Professor Diederik Aerts graduated with an MSc in Mathematical Physics and holds a PhD in Theoretical Physics from Brussels Free University. For his doctoral research, he worked with Constantin Piron within the so-called ‘Geneva School on the Foundations of Physics’, on the ‘quantum axiomatic description of composite entities’, proving among other things the ‘impossibility of standard quantum theory to model systems of separated entities’.

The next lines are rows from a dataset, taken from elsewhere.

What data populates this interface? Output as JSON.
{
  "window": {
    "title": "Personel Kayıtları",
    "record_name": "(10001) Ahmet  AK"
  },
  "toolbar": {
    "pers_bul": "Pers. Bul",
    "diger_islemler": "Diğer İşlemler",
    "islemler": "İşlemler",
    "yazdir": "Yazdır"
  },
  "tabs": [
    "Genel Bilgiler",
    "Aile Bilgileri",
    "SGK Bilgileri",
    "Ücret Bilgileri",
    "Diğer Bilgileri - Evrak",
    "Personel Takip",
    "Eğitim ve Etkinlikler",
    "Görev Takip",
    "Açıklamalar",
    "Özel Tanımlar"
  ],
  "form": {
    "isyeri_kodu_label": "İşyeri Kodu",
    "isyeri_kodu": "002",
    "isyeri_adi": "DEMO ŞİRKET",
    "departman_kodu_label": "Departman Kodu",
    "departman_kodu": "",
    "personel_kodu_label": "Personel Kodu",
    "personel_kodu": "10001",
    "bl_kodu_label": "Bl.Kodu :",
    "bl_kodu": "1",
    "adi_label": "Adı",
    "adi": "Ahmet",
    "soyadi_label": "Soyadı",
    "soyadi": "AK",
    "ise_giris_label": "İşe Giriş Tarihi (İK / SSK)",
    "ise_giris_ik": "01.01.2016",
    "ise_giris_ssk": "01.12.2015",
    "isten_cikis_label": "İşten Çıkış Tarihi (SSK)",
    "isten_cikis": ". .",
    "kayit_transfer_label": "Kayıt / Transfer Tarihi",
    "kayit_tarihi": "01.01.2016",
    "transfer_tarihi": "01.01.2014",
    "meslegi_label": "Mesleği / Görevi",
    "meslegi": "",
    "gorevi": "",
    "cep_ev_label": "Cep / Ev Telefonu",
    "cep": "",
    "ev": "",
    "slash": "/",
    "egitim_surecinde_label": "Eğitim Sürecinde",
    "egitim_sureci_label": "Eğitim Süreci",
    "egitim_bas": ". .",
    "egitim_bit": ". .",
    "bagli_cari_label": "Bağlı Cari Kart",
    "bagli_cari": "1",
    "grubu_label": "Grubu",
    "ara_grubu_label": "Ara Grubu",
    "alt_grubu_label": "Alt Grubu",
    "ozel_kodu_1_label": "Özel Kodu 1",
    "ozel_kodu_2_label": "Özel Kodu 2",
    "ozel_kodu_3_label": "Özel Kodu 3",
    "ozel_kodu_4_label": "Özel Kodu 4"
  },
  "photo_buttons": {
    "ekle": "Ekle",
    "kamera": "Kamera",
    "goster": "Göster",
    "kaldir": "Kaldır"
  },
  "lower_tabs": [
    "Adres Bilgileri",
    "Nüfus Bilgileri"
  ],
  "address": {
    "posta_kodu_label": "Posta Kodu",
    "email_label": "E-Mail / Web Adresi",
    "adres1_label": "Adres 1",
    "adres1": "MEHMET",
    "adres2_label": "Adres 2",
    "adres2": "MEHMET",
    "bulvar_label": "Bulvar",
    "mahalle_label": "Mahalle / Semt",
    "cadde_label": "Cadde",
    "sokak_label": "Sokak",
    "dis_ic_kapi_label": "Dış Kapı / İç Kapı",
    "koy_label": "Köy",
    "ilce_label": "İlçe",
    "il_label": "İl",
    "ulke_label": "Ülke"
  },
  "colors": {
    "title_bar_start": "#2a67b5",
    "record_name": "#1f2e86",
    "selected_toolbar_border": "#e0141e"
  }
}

For his postdoc, Professor Aerts worked at the Belgian National Fund for Scientific Research, where he was also a tenured researcher, and he then became a professor at Brussels Free University (VUB). There, he was the director of the Center Leo Apostel of Interdisciplinary Studies, before becoming emeritus a year ago. He is Editor-in-Chief of the Springer Nature journal ‘Foundations of Science’ and a board member of the Worldviews group, founded by the late philosopher Leo Apostel. He is also president of the Centre for Quantum Social and Cognitive Science (IQSCS) at Leicester University (UK) and a Fellow of the College of the International Institute for Advanced Studies in Systems Research and Cybernetics (IIAS). He was the scientific and artistic coordinator of the ‘Einstein meets Magritte’ conference, at the VUB, where some of the world’s leading scientists and artists gathered to reflect on science, nature, human action and society. This was followed up by two international symposia co-organized with his collaborators and students, ‘Times of Entanglement’ at the World-Exhibition in Shanghai and ‘Worlds of Entanglement’ at the VUB.
Professor Aerts is considered to be one of the pioneers of the research domain called ‘Quantum Cognition’, where quantum structures are used to model aspects of human cognition and decision, a domain in which he is still actively engaged with his group of collaborators and PhD students. Starting from his reflection in the field of quantum cognition, Professor Aerts also formulated a new interpretation of quantum theory, called the ‘conceptuality interpretation’, where quantum entities are considered to be concepts (meaning entities) instead of objects. With his group, he is currently elaborating this challenging approach in all its possible facets and fields of inquiry, as it appears to be able to elucidate fundamental aspects of quantum theory, such as uncertainty, indistinguishability, entanglement and superposition, which have not yet found a satisfactory explanation in existing quantum interpretations.